O Tarot é um mecanismo de autoconhecimento. O Tarot contém uma simbologia que compila os
princípios fundamentais da natureza humana e da compreensão da existência. Carl Gustav Jung
chamou estes símbolos de arquétipos, conjuntos de imagens primordiais, armazenadas no
inconsciente coletivo da humanidade. Suas 78 cartas são como portões de sabedoria, cujos símbolos
falam à intuição, muito mais que à razão. O Tarot é como um livro que, aberto, percebe-se ser um
espelho que reflete a alma do próprio leitor. Assim, seu uso para adivinhações é puro charlatanismo
sem sentido. Cabe ao leitor usar sua intuição para interpretá-lo.
Alejandro Jodorowsky, cineasta, escritor, alquimista e tarólogo, trabalhou junto com o herdeiro da
Camoin (a gráfica que imprimiu o Tarot de Marselha entre 1760 e 1890, cujo gravador chamava-se
Nicolas Conver) na restauração do Tarot de Marselha. Seu trabalho trás luz e renova o estudo do
Tarot.

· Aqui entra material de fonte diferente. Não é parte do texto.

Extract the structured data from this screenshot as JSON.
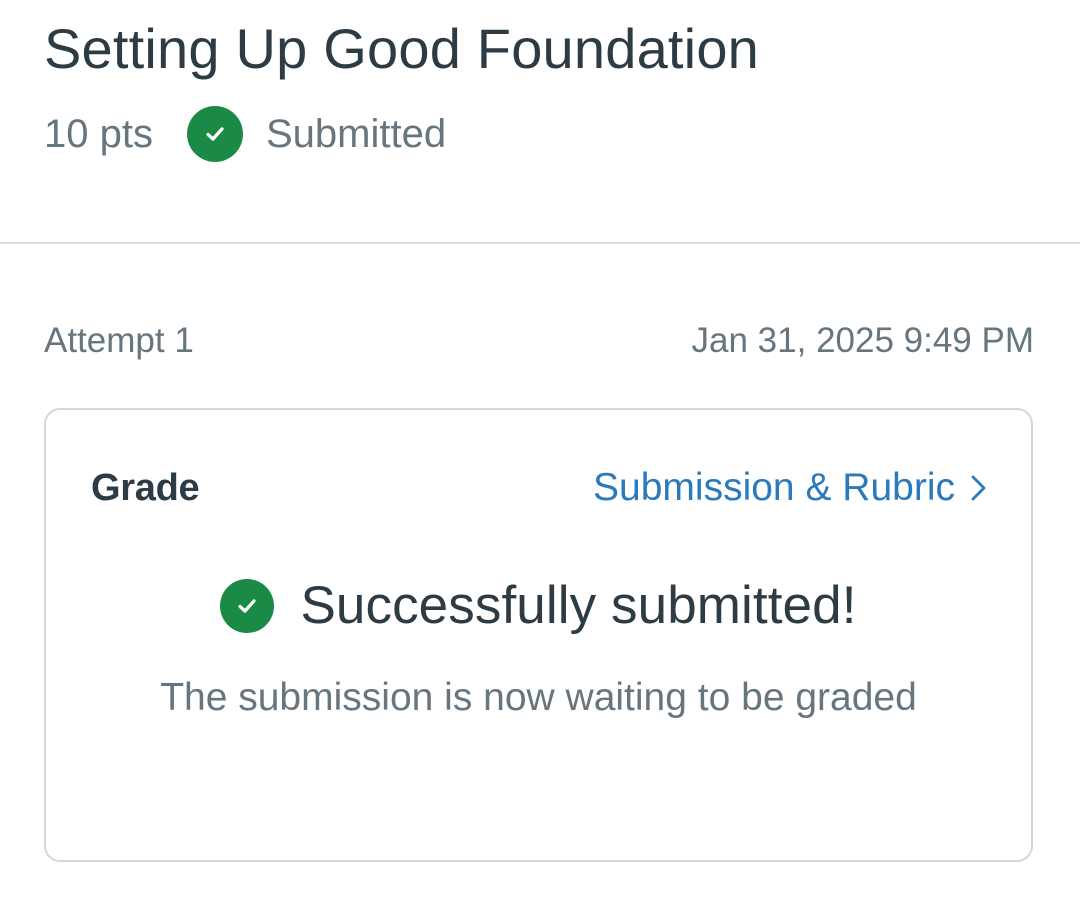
{
  "assignment": {
    "title": "Setting Up Good Foundation",
    "points": "10 pts",
    "status": "Submitted",
    "status_icon": "check-circle-icon",
    "status_color": "#1b8a46"
  },
  "attempt": {
    "label": "Attempt 1",
    "submitted_at": "Jan 31, 2025 9:49 PM"
  },
  "grade_card": {
    "label": "Grade",
    "link_label": "Submission & Rubric",
    "link_icon": "chevron-right-icon",
    "success_title": "Successfully submitted!",
    "success_message": "The submission is now waiting to be graded",
    "success_icon": "check-circle-icon",
    "link_color": "#2b7abc"
  }
}
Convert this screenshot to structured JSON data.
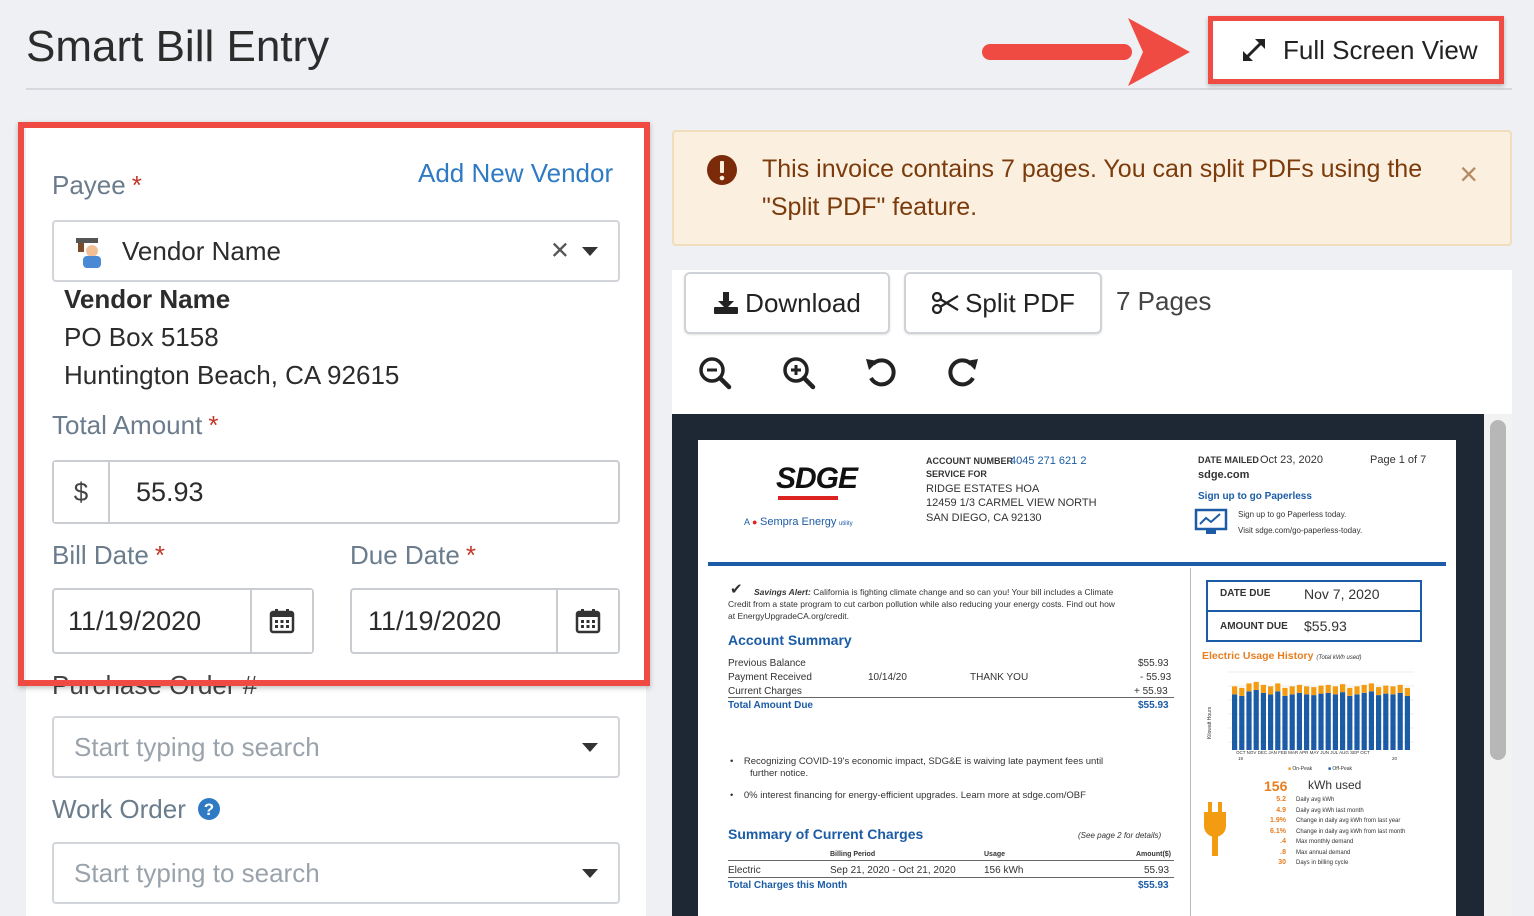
{
  "header": {
    "title": "Smart Bill Entry",
    "full_screen_label": "Full Screen View"
  },
  "form": {
    "payee_label": "Payee",
    "required_mark": "*",
    "add_vendor_label": "Add New Vendor",
    "payee_selected": "Vendor Name",
    "vendor_name": "Vendor Name",
    "vendor_address1": "PO Box 5158",
    "vendor_address2": "Huntington Beach, CA 92615",
    "total_amount_label": "Total Amount",
    "currency_symbol": "$",
    "total_amount_value": "55.93",
    "bill_date_label": "Bill Date",
    "bill_date_value": "11/19/2020",
    "due_date_label": "Due Date",
    "due_date_value": "11/19/2020",
    "purchase_order_label": "Purchase Order #",
    "purchase_order_placeholder": "Start typing to search",
    "work_order_label": "Work Order",
    "work_order_placeholder": "Start typing to search"
  },
  "alert": {
    "text": "This invoice contains 7 pages. You can split PDFs using the \"Split PDF\" feature.",
    "close": "×"
  },
  "viewer": {
    "download_label": "Download",
    "split_label": "Split PDF",
    "pages_label": "7 Pages"
  },
  "bill": {
    "logo": "SDGE",
    "logo_sub": "Sempra Energy",
    "logo_sub_prefix": "A",
    "logo_sub_suffix": "utility",
    "account_number_label": "ACCOUNT NUMBER",
    "account_number": "4045 271 621 2",
    "service_for_label": "SERVICE FOR",
    "service_name": "RIDGE ESTATES HOA",
    "service_addr1": "12459 1/3 CARMEL VIEW NORTH",
    "service_addr2": "SAN DIEGO, CA  92130",
    "date_mailed_label": "DATE MAILED",
    "date_mailed": "Oct 23, 2020",
    "page_of": "Page 1 of 7",
    "website": "sdge.com",
    "paperless_head": "Sign up to go Paperless",
    "paperless_line1": "Sign up to go Paperless today.",
    "paperless_line2": "Visit sdge.com/go-paperless-today.",
    "savings_alert": "Savings Alert:",
    "savings_text1": "California is fighting climate change and so can you! Your bill includes a Climate",
    "savings_text2": "Credit from a state program to cut carbon pollution while also reducing your energy costs. Find out how",
    "savings_text3": "at EnergyUpgradeCA.org/credit.",
    "account_summary": "Account Summary",
    "prev_balance_label": "Previous Balance",
    "prev_balance": "$55.93",
    "payment_label": "Payment Received",
    "payment_date": "10/14/20",
    "payment_note": "THANK YOU",
    "payment_amount": "- 55.93",
    "current_label": "Current Charges",
    "current_amount": "+ 55.93",
    "total_due_label": "Total Amount Due",
    "total_due": "$55.93",
    "date_due_label": "DATE DUE",
    "date_due": "Nov 7, 2020",
    "amount_due_label": "AMOUNT DUE",
    "amount_due": "$55.93",
    "usage_history": "Electric Usage History",
    "usage_history_sub": "(Total kWh used)",
    "usage_axis_label": "Kilowatt Hours",
    "chart_months": "OCT NOV DEC JAN FEB MAR APR MAY JUN JUL AUG SEP OCT",
    "chart_year_start": "19",
    "chart_year_end": "20",
    "legend_onpeak": "On-Peak",
    "legend_offpeak": "Off-Peak",
    "kwh_value": "156",
    "kwh_label": "kWh used",
    "stats": [
      {
        "v": "5.2",
        "l": "Daily avg kWh"
      },
      {
        "v": "4.9",
        "l": "Daily avg kWh last month"
      },
      {
        "v": "1.9%",
        "l": "Change in daily avg kWh from last year"
      },
      {
        "v": "6.1%",
        "l": "Change in daily avg kWh from last month"
      },
      {
        "v": ".4",
        "l": "Max monthly demand"
      },
      {
        "v": ".8",
        "l": "Max annual demand"
      },
      {
        "v": "30",
        "l": "Days in billing cycle"
      }
    ],
    "bullet1a": "Recognizing COVID-19's economic impact, SDG&E is waiving late payment fees until",
    "bullet1b": "further notice.",
    "bullet2": "0% interest financing for energy-efficient upgrades. Learn more at sdge.com/OBF",
    "summary_charges": "Summary of Current Charges",
    "see_page": "(See page 2 for details)",
    "billing_period_label": "Billing Period",
    "usage_label": "Usage",
    "amount_label": "Amount($)",
    "electric_label": "Electric",
    "billing_period": "Sep 21, 2020 - Oct 21, 2020",
    "usage": "156 kWh",
    "electric_amount": "55.93",
    "total_charges_label": "Total Charges this Month",
    "total_charges": "$55.93"
  },
  "colors": {
    "highlight": "#ef4b43",
    "link": "#2f7ac3",
    "alert_bg": "#fbf0df",
    "alert_text": "#7b3b0c"
  }
}
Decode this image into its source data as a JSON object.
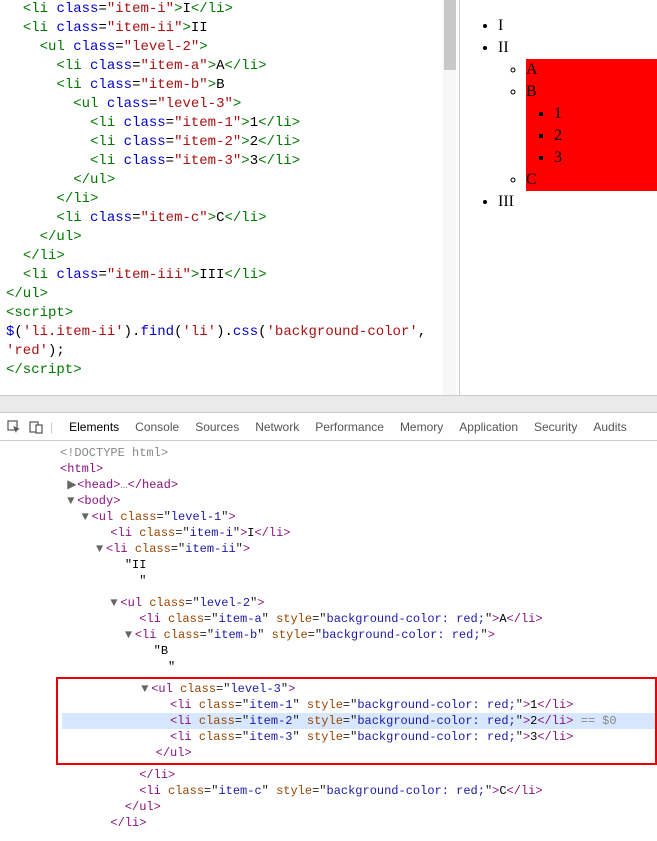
{
  "code": {
    "l1": "<li class=\"item-i\">I</li>",
    "l2": "<li class=\"item-ii\">II",
    "l3": "  <ul class=\"level-2\">",
    "l4": "    <li class=\"item-a\">A</li>",
    "l5": "    <li class=\"item-b\">B",
    "l6": "      <ul class=\"level-3\">",
    "l7": "        <li class=\"item-1\">1</li>",
    "l8": "        <li class=\"item-2\">2</li>",
    "l9": "        <li class=\"item-3\">3</li>",
    "l10": "      </ul>",
    "l11": "    </li>",
    "l12": "    <li class=\"item-c\">C</li>",
    "l13": "  </ul>",
    "l14": "</li>",
    "l15": "<li class=\"item-iii\">III</li>",
    "l16": "</ul>",
    "l17": "<script>",
    "l18": "$('li.item-ii').find('li').css('background-color', 'red');",
    "l19": "</script>"
  },
  "preview": {
    "i": "I",
    "ii": "II",
    "iii": "III",
    "a": "A",
    "b": "B",
    "c": "C",
    "n1": "1",
    "n2": "2",
    "n3": "3"
  },
  "devtools": {
    "tabs": [
      "Elements",
      "Console",
      "Sources",
      "Network",
      "Performance",
      "Memory",
      "Application",
      "Security",
      "Audits"
    ],
    "doctype": "<!DOCTYPE html>",
    "html": "<html>",
    "head": "<head>…</head>",
    "body": "<body>",
    "ul1": "<ul class=\"level-1\">",
    "li_i": "<li class=\"item-i\">I</li>",
    "li_ii": "<li class=\"item-ii\">",
    "txt_ii": "\"II\n\"",
    "ul2": "<ul class=\"level-2\">",
    "li_a": "<li class=\"item-a\" style=\"background-color: red;\">A</li>",
    "li_b": "<li class=\"item-b\" style=\"background-color: red;\">",
    "txt_b": "\"B\n\"",
    "ul3": "<ul class=\"level-3\">",
    "li_1": "<li class=\"item-1\" style=\"background-color: red;\">1</li>",
    "li_2": "<li class=\"item-2\" style=\"background-color: red;\">2</li>",
    "li_3": "<li class=\"item-3\" style=\"background-color: red;\">3</li>",
    "ul3_close": "</ul>",
    "li_close": "</li>",
    "li_c": "<li class=\"item-c\" style=\"background-color: red;\">C</li>",
    "ul2_close": "</ul>",
    "sel_suffix": " == $0"
  }
}
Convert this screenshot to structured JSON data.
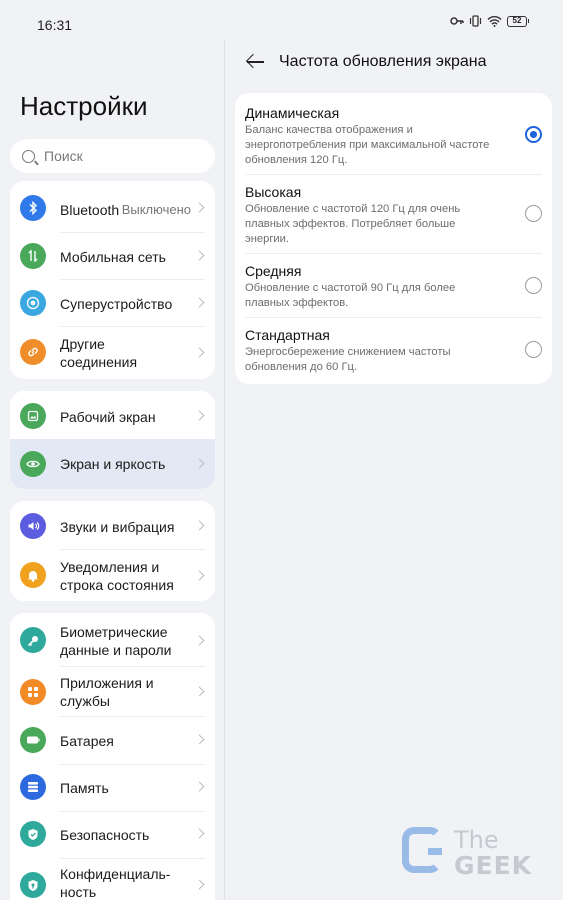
{
  "status_bar": {
    "time": "16:31",
    "battery": "52"
  },
  "left": {
    "title": "Настройки",
    "search": {
      "placeholder": "Поиск"
    },
    "groups": [
      {
        "items": [
          {
            "label": "Bluetooth",
            "value": "Выключено",
            "icon": "bluetooth-icon",
            "color": "#2f79e8"
          },
          {
            "label": "Мобильная сеть",
            "icon": "mobile-network-icon",
            "color": "#49a85a"
          },
          {
            "label": "Суперустройство",
            "icon": "super-device-icon",
            "color": "#3aa7e0"
          },
          {
            "label": "Другие соединения",
            "icon": "link-icon",
            "color": "#ef8d2a"
          }
        ]
      },
      {
        "items": [
          {
            "label": "Рабочий экран",
            "icon": "home-screen-icon",
            "color": "#49a85a"
          },
          {
            "label": "Экран и яркость",
            "icon": "eye-icon",
            "color": "#49a85a",
            "active": true
          }
        ]
      },
      {
        "items": [
          {
            "label": "Звуки и вибрация",
            "icon": "sound-icon",
            "color": "#5b5ce0"
          },
          {
            "label": "Уведомления и строка состояния",
            "icon": "bell-icon",
            "color": "#f0a21e"
          }
        ]
      },
      {
        "items": [
          {
            "label": "Биометрические данные и пароли",
            "icon": "key-icon",
            "color": "#2fa99c"
          },
          {
            "label": "Приложения и службы",
            "icon": "apps-icon",
            "color": "#f28a27"
          },
          {
            "label": "Батарея",
            "icon": "battery-icon",
            "color": "#49a85a"
          },
          {
            "label": "Память",
            "icon": "storage-icon",
            "color": "#2d6ae0"
          },
          {
            "label": "Безопасность",
            "icon": "shield-icon",
            "color": "#2fa99c"
          },
          {
            "label": "Конфиденциаль-ность",
            "icon": "privacy-icon",
            "color": "#2fa99c"
          }
        ]
      }
    ]
  },
  "right": {
    "title": "Частота обновления экрана",
    "options": [
      {
        "title": "Динамическая",
        "desc": "Баланс качества отображения и энергопотребления при максимальной частоте обновления 120 Гц.",
        "selected": true
      },
      {
        "title": "Высокая",
        "desc": "Обновление с частотой 120 Гц для очень плавных эффектов. Потребляет больше энергии.",
        "selected": false
      },
      {
        "title": "Средняя",
        "desc": "Обновление с частотой 90 Гц для более плавных эффектов.",
        "selected": false
      },
      {
        "title": "Стандартная",
        "desc": "Энергосбережение снижением частоты обновления до 60 Гц.",
        "selected": false
      }
    ]
  },
  "watermark": {
    "line1": "The",
    "line2": "GEEK"
  }
}
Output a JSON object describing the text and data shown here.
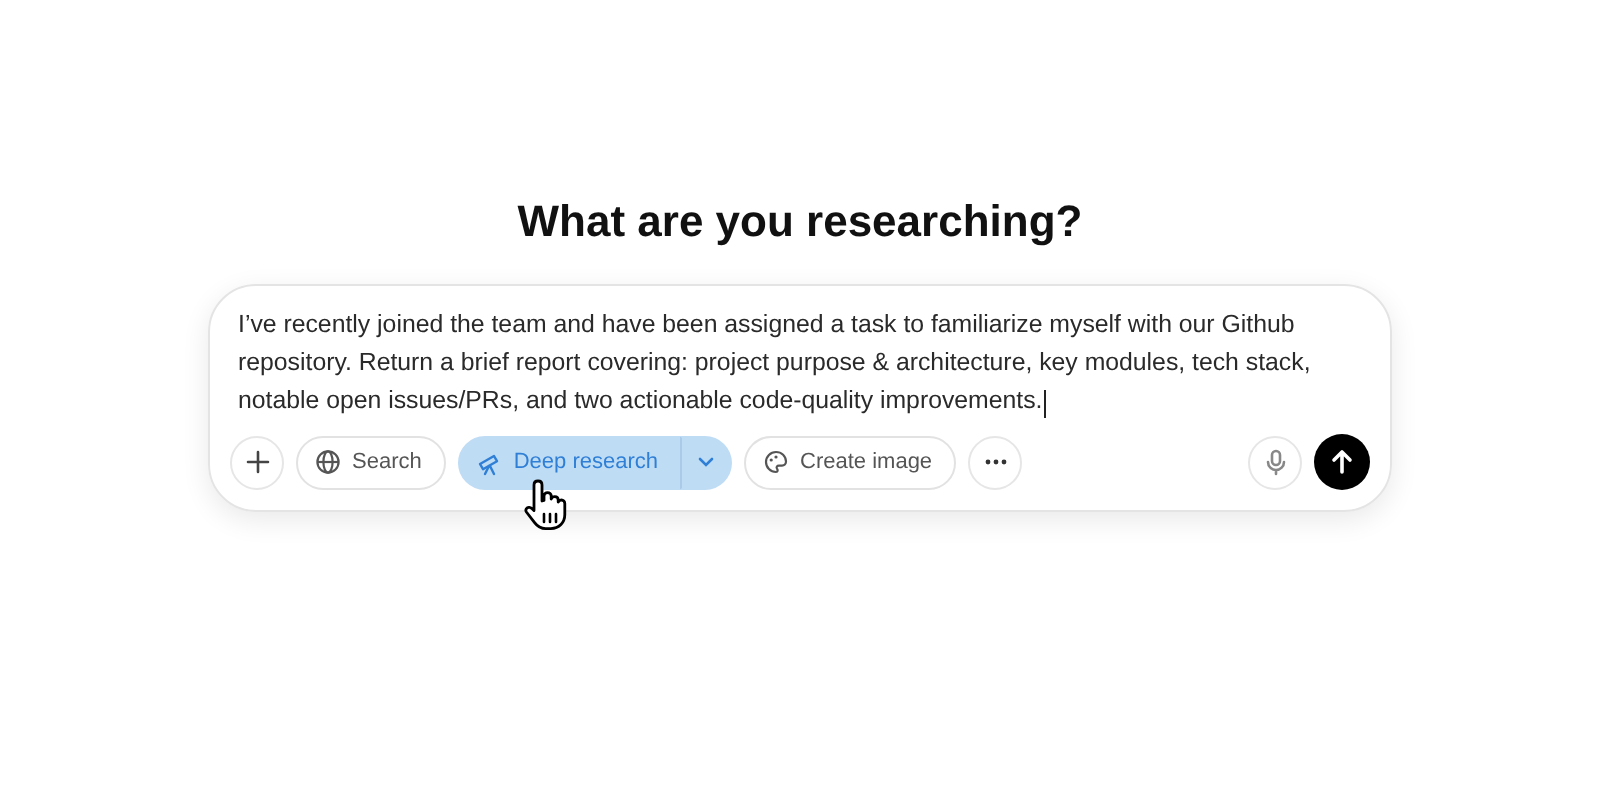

Estes apontamentos são derivados do meu estudo do livro “O Caminho do Tarot” de
Jodorowsky.
Jodorowsky aponta para a existência de uma estrutura que conecta as cartas do baralho do Tarot.
Esta estrutura é o tema principal deste trabalho.
4. Segundo Jodorowsky, a forma como as cartas do baralho são numeradas demonstra que a
construção do Tarot de Marselha é sempre progressiva, aditiva, e nunca subtrativa. Observe-se que
os números das cartas 4 e 9 não são representados usando a forma com que os números romanos são
definidos, 4=IV=5-1 e 9=IX=10-1, mas como 4=IIII=3+1 e 9=VIIII=8+1.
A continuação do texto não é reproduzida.